Sans doute il y a bien quelques races épagneules
continentales où le poids et l’excès de taille ont exercé leur ravage ;
mais, parmi elles, demeureraient des familles mieux partagées permettant de
corriger les erreurs d’orientation. C’est ainsi que les épagneuls français trop
volumineux et à tête carrée ont été éliminés, sans aucun recours au croisement.
Anciennement surtout il y eut de ces croisement entre le
setter anglais (que le vulgaire s’obstine à nommer laverack) et nos épagneuls.
Le setter non pointérisé était un autre chien, moralement différent, plus
souple dans ses allures coulantes, comme de caractère. Il était très épagneul,
présentant beaucoup d’affinités avec les autres membres de cette vaste tribu.
Toujours est-il, et sans doute pour ce motif, que j’ai vu réussir heureusement
ces mariages entre épagneuls des deux rives de la Manche, en quelque race que
fût pris l’étalon. Cela se passerait-il aussi bien maintenant que le setter est
de nature moins épagneule que jadis ? Il est permis de faire des réserves.
Mais, enfin, en cherchant bien l’objet convenable, sans doute, trouverait-on
celui aussi pareil que possible au modèle ancien.

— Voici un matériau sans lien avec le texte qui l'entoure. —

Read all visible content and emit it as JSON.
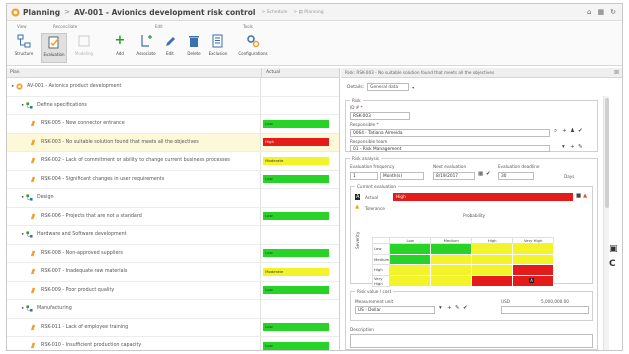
{
  "window": {
    "app": "Planning",
    "title": "AV-001 - Avionics development risk control",
    "crumb1": "Schedule",
    "crumb2": "Planning"
  },
  "ribbon": {
    "groups": [
      "View",
      "Reconciliate",
      "Edit",
      "Tools"
    ],
    "buttons": [
      {
        "label": "Structure",
        "icon": "structure-icon"
      },
      {
        "label": "Evaluation",
        "icon": "evaluation-icon",
        "active": true
      },
      {
        "label": "Modeling",
        "icon": "modeling-icon",
        "disabled": true
      },
      {
        "label": "Add",
        "icon": "add-icon"
      },
      {
        "label": "Associate",
        "icon": "associate-icon"
      },
      {
        "label": "Edit",
        "icon": "edit-icon"
      },
      {
        "label": "Delete",
        "icon": "delete-icon"
      },
      {
        "label": "Exclusion",
        "icon": "exclusion-icon"
      },
      {
        "label": "Configurations",
        "icon": "configurations-icon"
      }
    ]
  },
  "colors": {
    "green": "#27d327",
    "yellow": "#f3f32a",
    "red": "#e51a1a",
    "accent": "#f0a030"
  },
  "table": {
    "col_plan": "Plan",
    "col_actual": "Actual",
    "rows": [
      {
        "level": 0,
        "type": "root",
        "text": "AV-001 - Avionics product development",
        "status": "",
        "color": ""
      },
      {
        "level": 1,
        "type": "group",
        "text": "Define specifications",
        "status": "",
        "color": ""
      },
      {
        "level": 2,
        "type": "risk",
        "text": "RSK-005 - New connector entrance",
        "status": "Low",
        "color": "green"
      },
      {
        "level": 2,
        "type": "risk",
        "text": "RSK-003 - No suitable solution found that meets all the objectives",
        "status": "High",
        "color": "red",
        "selected": true
      },
      {
        "level": 2,
        "type": "risk",
        "text": "RSK-002 - Lack of commitment or ability to change current business processes",
        "status": "Moderate",
        "color": "yellow"
      },
      {
        "level": 2,
        "type": "risk",
        "text": "RSK-004 - Significant changes in user requirements",
        "status": "Low",
        "color": "green"
      },
      {
        "level": 1,
        "type": "group",
        "text": "Design",
        "status": "",
        "color": ""
      },
      {
        "level": 2,
        "type": "risk",
        "text": "RSK-006 - Projects that are not a standard",
        "status": "Low",
        "color": "green"
      },
      {
        "level": 1,
        "type": "group",
        "text": "Hardware and Software development",
        "status": "",
        "color": ""
      },
      {
        "level": 2,
        "type": "risk",
        "text": "RSK-008 - Non-approved suppliers",
        "status": "Low",
        "color": "green"
      },
      {
        "level": 2,
        "type": "risk",
        "text": "RSK-007 - Inadequate raw materials",
        "status": "Moderate",
        "color": "yellow"
      },
      {
        "level": 2,
        "type": "risk",
        "text": "RSK-009 - Poor product quality",
        "status": "Low",
        "color": "green"
      },
      {
        "level": 1,
        "type": "group",
        "text": "Manufacturing",
        "status": "",
        "color": ""
      },
      {
        "level": 2,
        "type": "risk",
        "text": "RSK-011 - Lack of employee training",
        "status": "Low",
        "color": "green"
      },
      {
        "level": 2,
        "type": "risk",
        "text": "RSK-010 - Insufficient production capacity",
        "status": "Low",
        "color": "green"
      }
    ]
  },
  "panel": {
    "header": "Risk: RSK-003 - No suitable solution found that meets all the objectives",
    "details_label": "Details:",
    "details_value": "General data",
    "risk_legend": "Risk",
    "id_label": "ID #",
    "id_value": "RSK-003",
    "responsible_label": "Responsible",
    "responsible_value": "0064 - Tatiana Almeida",
    "team_label": "Responsible team",
    "team_value": "01 - Risk Management",
    "analysis_legend": "Risk analysis",
    "freq_label": "Evaluation frequency",
    "freq_value": "1",
    "freq_unit": "Month(s)",
    "next_label": "Next evaluation",
    "next_value": "8/19/2017",
    "deadline_label": "Evaluation deadline",
    "deadline_value": "30",
    "deadline_unit": "Days",
    "current_legend": "Current evaluation",
    "actual_label": "Actual",
    "actual_value": "High",
    "tolerance_label": "Tolerance",
    "matrix_title": "Probability",
    "matrix_axis": "Severity",
    "matrix_cols": [
      "Low",
      "Medium",
      "High",
      "Very High"
    ],
    "matrix_rows": [
      {
        "label": "Low",
        "cells": [
          "green",
          "green",
          "yellow",
          "yellow"
        ]
      },
      {
        "label": "Medium",
        "cells": [
          "green",
          "yellow",
          "yellow",
          "yellow"
        ]
      },
      {
        "label": "High",
        "cells": [
          "yellow",
          "yellow",
          "yellow",
          "red"
        ]
      },
      {
        "label": "Very High",
        "cells": [
          "yellow",
          "yellow",
          "red",
          "red"
        ]
      }
    ],
    "values_legend": "Risk value / cost",
    "measure_label": "Measurement unit",
    "measure_value": "US - Dollar",
    "cost_label": "USD",
    "cost_value": "5,000,000.00",
    "description_label": "Description"
  }
}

J’habite un département où ces alliances avec le setter
anglais et les épagneuls de pays, rappelant beaucoup l’épagneul français, ont
été autrefois très pratiquées. On les a si souvent répétées, que les pseudo-setters
qu’on rencontre dans les bourgades en proviennent pour la plupart. Ce sont
d’excellents serviteurs, mais, évidemment, ils ne peuvent prétendre représenter
une race définie. Il est même regrettable d’avoir vu disparaître cette variété
de l’épagneul français un peu réduite en taille, mais atteignant encore 0m,55
en moyenne. Elle présentait un influx nerveux plus confirmé que le prototype et
se trouvait bien adaptée au milieu cynégétique.
Cette aventure illustre l’erreur qu’il y a à faire un
croisement lorsque la nécessité ne s’en impose pas. Quant à transformer un
cheptel par croisement de substitution, il faut se demander s’il y a vraiment
avantage à entreprendre l’opération. Elle ne se conçoit que dans le cas où la
race à éliminer est en décadence, sinon c’est une folie.
Les amateurs de courants ont très habilement joué de la
retrempe, n’y recourant qu’en cas de nécessité et sachant la doser. C’est ainsi
qu’avec des éléments plus ou moins volumineux, manquant d’allant pour prendre,
ils ont réalisé des anglo-français pour le courre du lièvre autrement efficaces
que ne le sont les représentants de la souche française pure.
On a donc corrigé de mauvaises orientations données par des
standards plus soucieux de réaliser des reconstitutions archéologiques que de
rechercher l’adaptation.
Le monde du chien d’arrêt suit plus lentement le mouvement.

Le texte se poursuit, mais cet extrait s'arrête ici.